Marfan syndrome (MFS) is mainly characterized by the pathological connective tissue. The mutant fibrillin protein in MFS misleads the constitutive pathways of various tissues through inappropriate transforming growth factor beta (TGF-β) signalling. Bipolar disorder (BPD) is believed to arise as a result of impaired synaptic modulation and neural plasticity in crucial pathways that mediate cognition and affection.
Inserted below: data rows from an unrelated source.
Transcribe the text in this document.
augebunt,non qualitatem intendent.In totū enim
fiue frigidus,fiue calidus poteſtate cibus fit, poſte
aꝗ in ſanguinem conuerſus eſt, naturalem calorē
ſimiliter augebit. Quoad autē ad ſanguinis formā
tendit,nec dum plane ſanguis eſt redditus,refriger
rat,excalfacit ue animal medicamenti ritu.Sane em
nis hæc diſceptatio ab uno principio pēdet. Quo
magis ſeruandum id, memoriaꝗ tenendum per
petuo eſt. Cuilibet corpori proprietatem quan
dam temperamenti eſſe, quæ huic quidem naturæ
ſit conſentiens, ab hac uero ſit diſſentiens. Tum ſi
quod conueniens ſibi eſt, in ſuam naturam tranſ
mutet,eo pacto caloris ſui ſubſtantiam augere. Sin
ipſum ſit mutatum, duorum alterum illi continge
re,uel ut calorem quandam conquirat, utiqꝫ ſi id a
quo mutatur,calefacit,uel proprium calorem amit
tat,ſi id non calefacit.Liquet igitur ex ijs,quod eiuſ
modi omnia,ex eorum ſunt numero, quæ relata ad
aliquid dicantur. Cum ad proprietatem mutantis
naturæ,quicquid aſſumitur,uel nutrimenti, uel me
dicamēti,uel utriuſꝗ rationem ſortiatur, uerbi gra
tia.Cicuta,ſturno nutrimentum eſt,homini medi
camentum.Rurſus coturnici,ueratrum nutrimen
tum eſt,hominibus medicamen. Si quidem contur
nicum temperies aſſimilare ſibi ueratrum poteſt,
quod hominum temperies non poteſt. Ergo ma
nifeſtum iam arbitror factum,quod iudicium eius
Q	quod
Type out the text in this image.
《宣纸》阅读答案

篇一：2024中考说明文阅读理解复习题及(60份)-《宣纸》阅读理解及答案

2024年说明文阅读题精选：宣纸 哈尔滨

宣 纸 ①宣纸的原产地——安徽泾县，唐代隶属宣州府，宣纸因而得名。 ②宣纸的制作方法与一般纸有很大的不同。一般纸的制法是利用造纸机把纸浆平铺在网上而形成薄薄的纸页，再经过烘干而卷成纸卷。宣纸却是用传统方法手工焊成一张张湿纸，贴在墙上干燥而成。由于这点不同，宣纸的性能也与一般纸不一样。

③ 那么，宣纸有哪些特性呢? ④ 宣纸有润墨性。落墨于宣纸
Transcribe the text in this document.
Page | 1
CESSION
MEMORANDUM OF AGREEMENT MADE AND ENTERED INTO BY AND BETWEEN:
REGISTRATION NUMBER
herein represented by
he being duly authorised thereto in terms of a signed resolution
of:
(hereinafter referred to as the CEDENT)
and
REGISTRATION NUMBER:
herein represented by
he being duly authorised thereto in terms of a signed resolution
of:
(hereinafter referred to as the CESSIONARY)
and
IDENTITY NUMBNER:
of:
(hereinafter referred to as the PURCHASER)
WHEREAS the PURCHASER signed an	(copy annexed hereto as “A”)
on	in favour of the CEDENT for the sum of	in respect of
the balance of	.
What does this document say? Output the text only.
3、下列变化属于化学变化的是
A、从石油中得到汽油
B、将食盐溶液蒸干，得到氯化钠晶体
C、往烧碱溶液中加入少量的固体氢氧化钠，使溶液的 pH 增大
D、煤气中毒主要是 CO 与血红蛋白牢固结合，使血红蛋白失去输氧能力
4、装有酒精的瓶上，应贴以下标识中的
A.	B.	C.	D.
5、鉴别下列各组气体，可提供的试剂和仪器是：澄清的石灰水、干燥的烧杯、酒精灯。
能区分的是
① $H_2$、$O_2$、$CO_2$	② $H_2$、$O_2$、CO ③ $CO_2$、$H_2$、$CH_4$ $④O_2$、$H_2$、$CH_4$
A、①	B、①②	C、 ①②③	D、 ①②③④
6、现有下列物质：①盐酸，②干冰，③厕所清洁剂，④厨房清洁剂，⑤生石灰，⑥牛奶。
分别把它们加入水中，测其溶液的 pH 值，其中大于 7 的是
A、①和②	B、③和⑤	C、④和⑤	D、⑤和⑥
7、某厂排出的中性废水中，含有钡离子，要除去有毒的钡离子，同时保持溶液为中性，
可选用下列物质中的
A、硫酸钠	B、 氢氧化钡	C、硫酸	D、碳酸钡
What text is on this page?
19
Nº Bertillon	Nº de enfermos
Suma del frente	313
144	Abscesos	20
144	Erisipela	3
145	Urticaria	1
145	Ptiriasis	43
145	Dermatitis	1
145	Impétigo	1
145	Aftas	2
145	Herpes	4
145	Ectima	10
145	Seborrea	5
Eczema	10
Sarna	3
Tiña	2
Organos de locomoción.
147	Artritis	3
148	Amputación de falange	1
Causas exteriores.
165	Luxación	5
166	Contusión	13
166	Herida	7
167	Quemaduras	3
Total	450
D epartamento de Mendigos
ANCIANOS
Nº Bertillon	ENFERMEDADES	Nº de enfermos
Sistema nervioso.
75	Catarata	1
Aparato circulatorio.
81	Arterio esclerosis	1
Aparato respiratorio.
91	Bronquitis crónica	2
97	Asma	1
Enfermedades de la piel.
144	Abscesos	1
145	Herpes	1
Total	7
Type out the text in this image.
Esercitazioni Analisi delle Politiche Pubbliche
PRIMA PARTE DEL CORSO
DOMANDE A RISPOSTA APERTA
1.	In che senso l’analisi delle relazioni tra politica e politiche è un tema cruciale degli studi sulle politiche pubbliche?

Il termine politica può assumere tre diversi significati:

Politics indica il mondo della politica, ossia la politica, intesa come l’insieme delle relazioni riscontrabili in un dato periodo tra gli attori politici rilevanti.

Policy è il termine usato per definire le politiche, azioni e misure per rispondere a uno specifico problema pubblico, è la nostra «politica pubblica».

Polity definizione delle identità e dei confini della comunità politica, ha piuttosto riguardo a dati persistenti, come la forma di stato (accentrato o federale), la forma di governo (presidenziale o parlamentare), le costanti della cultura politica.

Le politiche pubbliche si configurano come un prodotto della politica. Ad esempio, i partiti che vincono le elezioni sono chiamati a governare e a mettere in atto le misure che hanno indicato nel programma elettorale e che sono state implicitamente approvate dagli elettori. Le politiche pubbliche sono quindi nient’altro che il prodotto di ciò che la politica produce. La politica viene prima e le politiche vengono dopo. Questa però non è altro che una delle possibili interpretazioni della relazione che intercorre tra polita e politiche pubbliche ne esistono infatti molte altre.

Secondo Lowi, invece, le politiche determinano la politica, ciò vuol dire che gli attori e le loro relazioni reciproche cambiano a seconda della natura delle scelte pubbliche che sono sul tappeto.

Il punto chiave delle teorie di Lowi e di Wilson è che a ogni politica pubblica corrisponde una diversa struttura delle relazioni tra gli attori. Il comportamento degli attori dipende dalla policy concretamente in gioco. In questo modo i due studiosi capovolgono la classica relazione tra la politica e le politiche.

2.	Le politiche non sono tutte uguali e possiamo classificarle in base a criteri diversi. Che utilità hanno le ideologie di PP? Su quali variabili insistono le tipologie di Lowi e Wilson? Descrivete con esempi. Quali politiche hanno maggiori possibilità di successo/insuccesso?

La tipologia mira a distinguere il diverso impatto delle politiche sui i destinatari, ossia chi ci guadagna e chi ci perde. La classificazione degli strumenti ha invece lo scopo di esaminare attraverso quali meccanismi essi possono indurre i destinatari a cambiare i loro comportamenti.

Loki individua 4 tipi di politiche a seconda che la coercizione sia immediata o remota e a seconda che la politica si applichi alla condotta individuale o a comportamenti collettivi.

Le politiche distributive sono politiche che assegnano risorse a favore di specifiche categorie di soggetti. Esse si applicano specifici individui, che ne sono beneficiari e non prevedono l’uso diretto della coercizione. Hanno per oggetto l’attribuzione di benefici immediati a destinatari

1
TGF-β was linked with neurogenesis and developmental neural remodelling. Altered TGF-β functions with pleiotropic effects to the brain could increase susceptibility to psychiatric disorders such as BPD. Disrupted circuits of molecular signalling chains cause improper synapse formation, synaptic transmission, and synaptic plasticity that ultimately may end up with BPD. Here, we report a 26-year-old male who was diagnosed with MFS and BPD. This case report aimed to argue probable impaired neuroprotective mechanisms which may lead to such comorbidity. We may inspire later studies on possible shared etiopathogenesis via defective microfibrillar proteins of both disorders.